3.3. Lifestyle Factors

Everyday Sitting, Transport Time, and PA. Participants (151) reported moderate transport time (41.7 (SD: 33.4) minutes/day), relatively low weekly and weekend prolonged daily sitting (averages of 4.0 and 5.0 hours, respectively), and high amounts of PA (1488.3, 2171.4, and 1901.9 average MET minutes/week of walking-equivalent, moderate-intensity, and vigorous-intensity PA), with a total PA level of 5541.2 MET minutes/week. There were no significant differences in everyday sitting, transport time, and PA status observed between the groups (Table 2).

A total of 16.6% (25) of participants sat for more than 8 hours/day during the week, while 9.3% (14) of participants sat for more than 8 hours/day during the weekend. In terms of exercise, 87.4% (132) of participants exceeded the recommendations for the minimum amount of moderate-intensity PA (≥500 MET minutes/week) [52], i.e., equal to 150 minutes of moderate-intensity PA/week [53]; 4.0% (6) of participants did not reach 500 MET minutes/week but performed vigorous-intensity PA according to the recommended type, frequency, and duration [53]. Therefore, 91.4% (138) of the participants performed more than the minimum amount of recommended PA, with 73.5% (111) of the participants performing more than the recommended 3000 MET minutes/week from a combination of walking-equivalent, moderate-intensity PA, or vigorous-intensity PA [51]. A total of 97.3% (147) participants performed resistance training (2.7 (SD: 0.9) times/week) for at least 30 minutes at a time.

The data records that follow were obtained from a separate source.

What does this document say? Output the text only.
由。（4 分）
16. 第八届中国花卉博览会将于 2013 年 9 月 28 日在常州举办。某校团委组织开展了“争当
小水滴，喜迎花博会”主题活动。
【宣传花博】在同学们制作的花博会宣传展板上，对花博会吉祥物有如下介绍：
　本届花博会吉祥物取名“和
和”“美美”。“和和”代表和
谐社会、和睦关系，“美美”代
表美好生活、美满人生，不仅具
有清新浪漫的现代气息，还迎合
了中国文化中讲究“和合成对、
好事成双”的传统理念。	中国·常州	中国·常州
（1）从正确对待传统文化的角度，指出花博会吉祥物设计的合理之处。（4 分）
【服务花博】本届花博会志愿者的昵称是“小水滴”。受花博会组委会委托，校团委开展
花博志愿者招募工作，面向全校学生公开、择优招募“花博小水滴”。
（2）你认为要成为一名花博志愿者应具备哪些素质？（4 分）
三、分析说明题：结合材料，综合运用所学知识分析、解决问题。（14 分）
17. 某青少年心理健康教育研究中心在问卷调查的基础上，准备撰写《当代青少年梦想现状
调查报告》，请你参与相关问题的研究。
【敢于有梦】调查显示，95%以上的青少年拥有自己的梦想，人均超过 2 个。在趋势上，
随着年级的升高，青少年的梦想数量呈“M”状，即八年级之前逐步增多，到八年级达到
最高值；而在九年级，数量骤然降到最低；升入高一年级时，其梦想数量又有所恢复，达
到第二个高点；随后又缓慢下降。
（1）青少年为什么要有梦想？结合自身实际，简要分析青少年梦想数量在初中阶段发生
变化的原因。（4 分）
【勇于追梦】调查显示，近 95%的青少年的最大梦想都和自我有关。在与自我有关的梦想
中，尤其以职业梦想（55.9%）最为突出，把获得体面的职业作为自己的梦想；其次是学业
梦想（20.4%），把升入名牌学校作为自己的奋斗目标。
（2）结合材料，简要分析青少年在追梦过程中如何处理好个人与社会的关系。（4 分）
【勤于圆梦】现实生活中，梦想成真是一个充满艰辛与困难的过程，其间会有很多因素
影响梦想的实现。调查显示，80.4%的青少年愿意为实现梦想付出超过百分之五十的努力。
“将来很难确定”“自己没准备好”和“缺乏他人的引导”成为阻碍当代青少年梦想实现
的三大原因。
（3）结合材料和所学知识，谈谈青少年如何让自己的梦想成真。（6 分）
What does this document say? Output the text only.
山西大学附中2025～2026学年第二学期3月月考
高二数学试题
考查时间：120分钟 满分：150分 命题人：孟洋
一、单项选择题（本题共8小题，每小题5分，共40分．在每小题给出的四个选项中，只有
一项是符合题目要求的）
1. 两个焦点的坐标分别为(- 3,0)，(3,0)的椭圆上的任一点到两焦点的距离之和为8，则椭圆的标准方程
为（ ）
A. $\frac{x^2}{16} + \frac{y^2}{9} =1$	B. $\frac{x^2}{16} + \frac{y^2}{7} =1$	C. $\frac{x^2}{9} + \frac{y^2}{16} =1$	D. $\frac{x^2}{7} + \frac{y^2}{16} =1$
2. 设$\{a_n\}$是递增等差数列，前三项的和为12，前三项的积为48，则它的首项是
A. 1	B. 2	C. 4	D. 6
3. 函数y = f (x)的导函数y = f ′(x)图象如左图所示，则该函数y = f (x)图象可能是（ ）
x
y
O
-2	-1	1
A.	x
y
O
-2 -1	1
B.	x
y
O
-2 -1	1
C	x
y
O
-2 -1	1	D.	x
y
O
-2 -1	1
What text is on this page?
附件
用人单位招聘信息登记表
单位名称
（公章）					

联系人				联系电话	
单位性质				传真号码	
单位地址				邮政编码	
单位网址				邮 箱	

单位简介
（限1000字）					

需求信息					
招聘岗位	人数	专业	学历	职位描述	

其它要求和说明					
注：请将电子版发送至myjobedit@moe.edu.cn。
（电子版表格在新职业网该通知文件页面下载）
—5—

3.4. Sleep Quality and Patterns

All participants had good sleep quality and patterns on average (Table 2S). Most participants went to sleep after midnight (37.7%) or before 22:00 (33.8%) and woke up before 06:30 (83.4%). They generally had either very or fairly good sleep quality (143; 94.7%), fell asleep within 15 minutes (121; 80.1%), slept for over 6 hours/night (114; 75.5%), were very sleep-efficient (146; 96.7%), and experienced sleep disturbance less than once a week or never (140; 92.7%). Three participants used sleep medications during the previous month, with 93 participants (61.6%) and 50 participants (33.1%) experiencing 1-2 and 3-4 occasions of daytime dysfunction, respectively. Overall, the participants exhibited good total sleep quality scores (2.7 (SD: 1.8)). No significant differences were observed between the groups in any category or in the total sleep quality score.

3.5. Stress Status

The participants' total score (average PSQ = 0.29 (SD: 0.1)) indicated low average stress levels. Furthermore, 20.5% (31) of participants experienced moderate stress status (PSQ score: 0.34–0.46), while 13.2% (20) of participants experienced severe stress status (PSQ score: >0.46). No significant differences were observed in the group comparison (Table 3S). Perceived stress levels according to the time spent in the WFPB lifestyle program are presented in Figure 1.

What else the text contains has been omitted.